If the president didn’t play his little game, what would happen?
When voters see they got nothing from the president’s only accomplishment, ordinary Americans might just stop playing a poor little rich boy’s game.
Billy Orton, 44th Congressional District Candidate, Long Beach
A View From the Hand Basket
I am a lifetime resident of San Pedro and the changes that have occurred over the past few years are astounding.
California is now a sanctuary state, with many sanctuary cities. It welcomes illegal aliens who can receive medical and other free benefits, compliments of the California taxpayer. It leads the nation in homelessness and allows vagrants to camp out on its streets, to do drugs, and relieve themselves in public without any restrictions or consequences. It’s passed laws that will cost the taxpayers billions of dollars to deal with the homeless problem. It has the highest state income tax in the nation and its public education system is a disgrace. Its gasoline tax has been increased constantly while its roads continue to deteriorate. It’s passes laws that are a joke at best, no straws, no plastic bags at the supermarket unless you pay for them, etc. It has alienated businesses and property owners to the extent that many are leaving the state. It supports gender free restrooms which in my opinion can be a danger to children. Recently, it wants to teach children that capitalism is racist.
It seems like everyday there is something new that is in conflict with America and its traditions. Most of the above can be attributed to the liberal politicians who have dominated its political offices.

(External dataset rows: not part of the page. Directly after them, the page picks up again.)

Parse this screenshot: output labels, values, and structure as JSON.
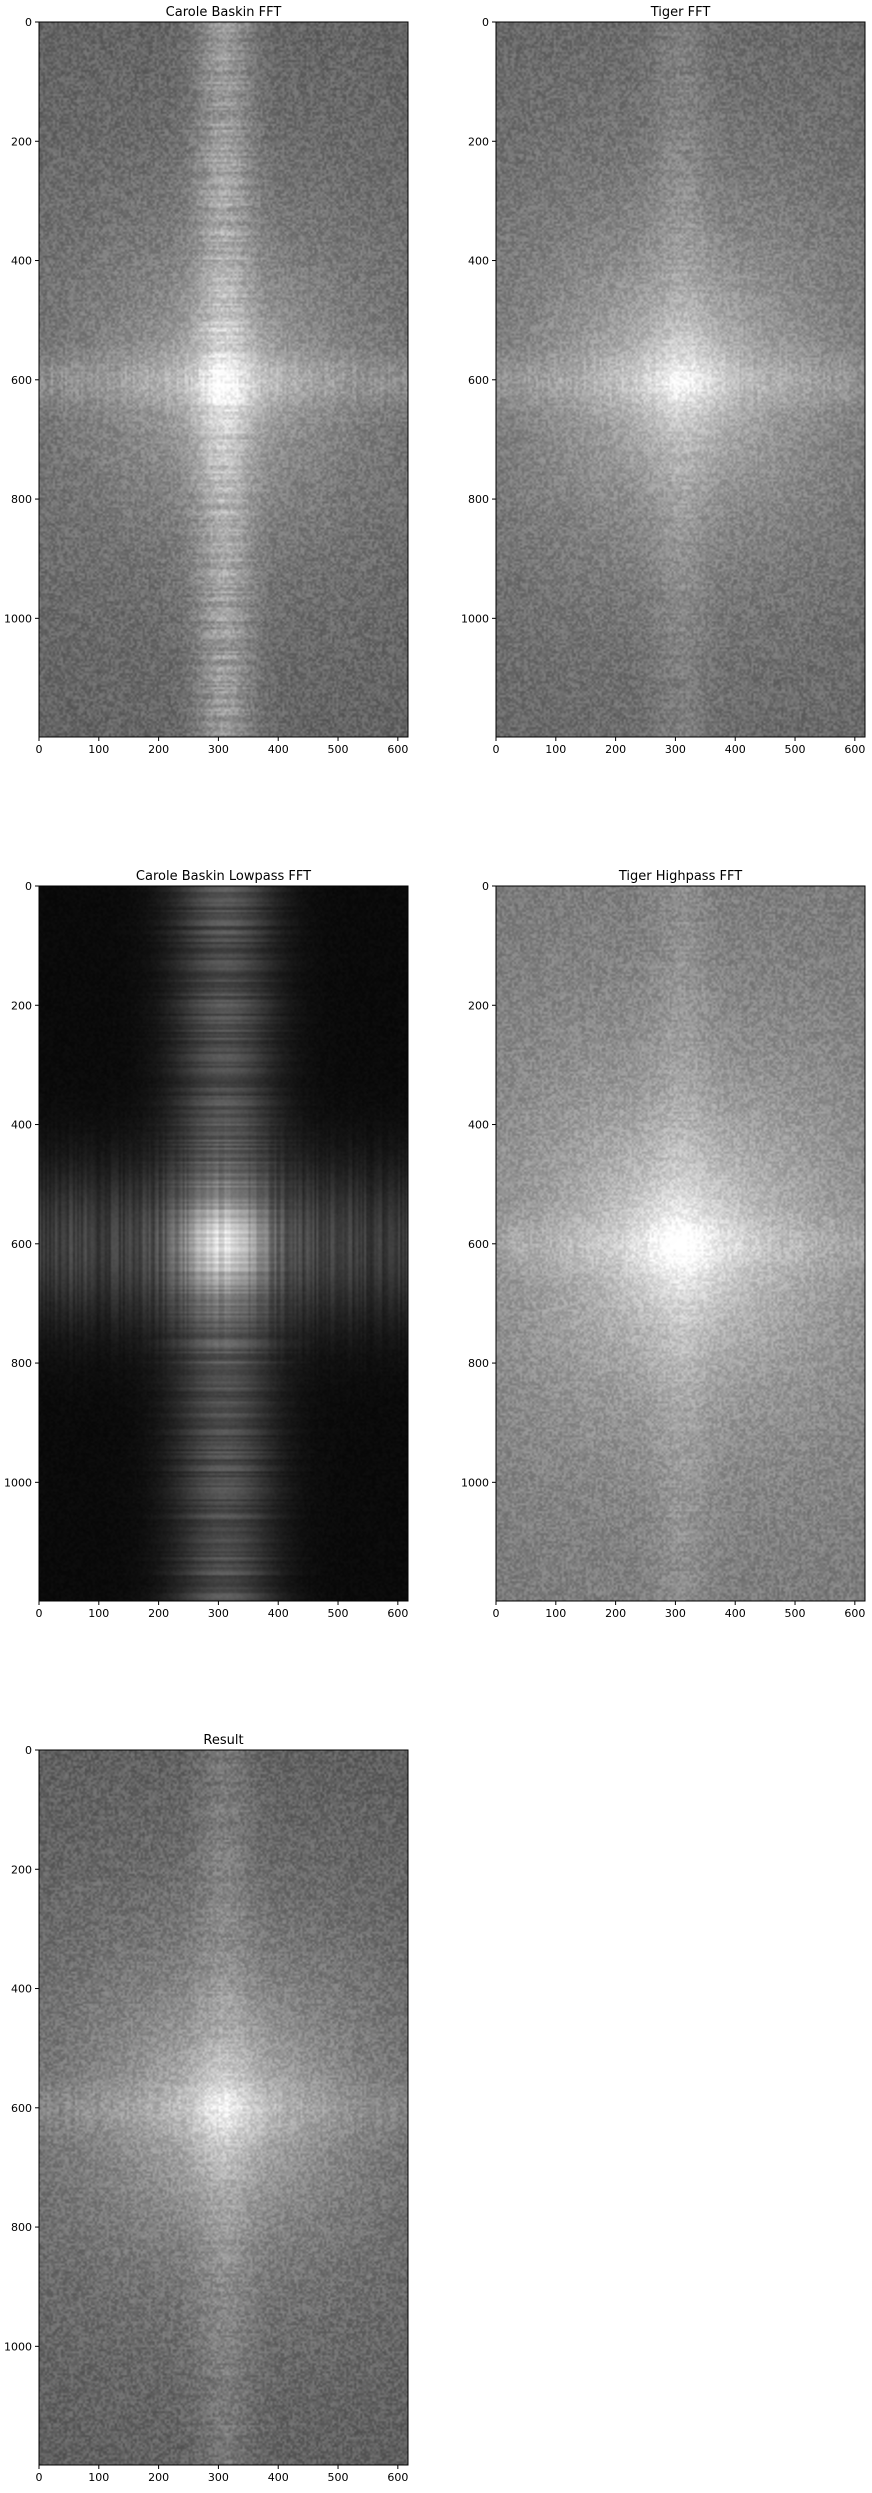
{
  "chart_data": [
    {
      "type": "heatmap",
      "title": "Carole Baskin FFT",
      "colormap": "gray",
      "style": "fft",
      "xlim": [
        0,
        617
      ],
      "ylim": [
        1199,
        0
      ],
      "xticks": [
        0,
        100,
        200,
        300,
        400,
        500,
        600
      ],
      "yticks": [
        0,
        200,
        400,
        600,
        800,
        1000
      ],
      "center": [
        308,
        600
      ],
      "background_level": 0.36,
      "vertical_band": 0.24,
      "horizontal_band": 0.12,
      "center_glow": 0.3
    },
    {
      "type": "heatmap",
      "title": "Tiger FFT",
      "colormap": "gray",
      "style": "fft",
      "xlim": [
        0,
        617
      ],
      "ylim": [
        1199,
        0
      ],
      "xticks": [
        0,
        100,
        200,
        300,
        400,
        500,
        600
      ],
      "yticks": [
        0,
        200,
        400,
        600,
        800,
        1000
      ],
      "center": [
        308,
        600
      ],
      "background_level": 0.38,
      "vertical_band": 0.08,
      "horizontal_band": 0.1,
      "center_glow": 0.4
    },
    {
      "type": "heatmap",
      "title": "Carole Baskin Lowpass FFT",
      "colormap": "gray",
      "style": "lowpass",
      "xlim": [
        0,
        617
      ],
      "ylim": [
        1199,
        0
      ],
      "xticks": [
        0,
        100,
        200,
        300,
        400,
        500,
        600
      ],
      "yticks": [
        0,
        200,
        400,
        600,
        800,
        1000
      ],
      "center": [
        308,
        600
      ],
      "background_level": 0.04,
      "vertical_band": 0.32,
      "horizontal_band": 0.26,
      "center_glow": 0.35
    },
    {
      "type": "heatmap",
      "title": "Tiger Highpass FFT",
      "colormap": "gray",
      "style": "fft",
      "xlim": [
        0,
        617
      ],
      "ylim": [
        1199,
        0
      ],
      "xticks": [
        0,
        100,
        200,
        300,
        400,
        500,
        600
      ],
      "yticks": [
        0,
        200,
        400,
        600,
        800,
        1000
      ],
      "center": [
        308,
        600
      ],
      "background_level": 0.45,
      "vertical_band": 0.07,
      "horizontal_band": 0.08,
      "center_glow": 0.45
    },
    {
      "type": "heatmap",
      "title": "Result",
      "colormap": "gray",
      "style": "fft",
      "xlim": [
        0,
        617
      ],
      "ylim": [
        1199,
        0
      ],
      "xticks": [
        0,
        100,
        200,
        300,
        400,
        500,
        600
      ],
      "yticks": [
        0,
        200,
        400,
        600,
        800,
        1000
      ],
      "center": [
        308,
        600
      ],
      "background_level": 0.34,
      "vertical_band": 0.1,
      "horizontal_band": 0.08,
      "center_glow": 0.4
    }
  ]
}
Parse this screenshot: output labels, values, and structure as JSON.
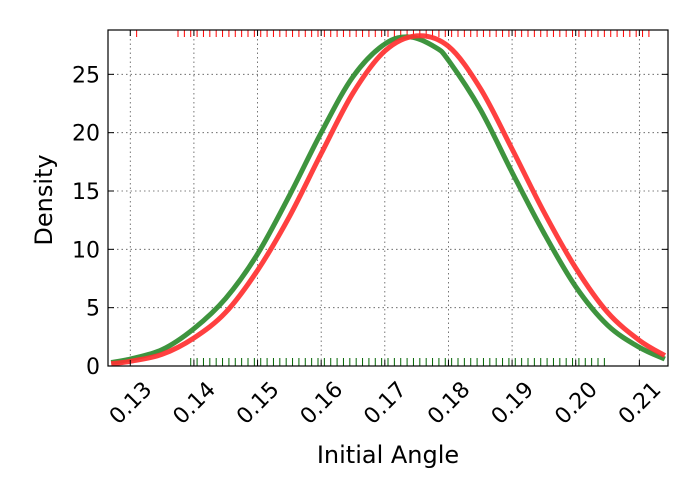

Unless significant changes are made California could become the first state to be recognized as a “third world state.”
Kenneth M. Bezich, San Pedro
I presume that at one point your family immigrated to this country and then had access to at least a free public education, if not other public services supported by taxpayer dollars. And, as much as some nativists at that time may have discriminated against you and yours, no one shut the door on you as you are now proposing to do to those who come after.
This area, and California in general, is a diverse cultural melting pot that has become an international cioppino of flavors that is difficult to replicate anywhere else. This should be celebrated and not disparaged. In the end, we will fix the homeless problem.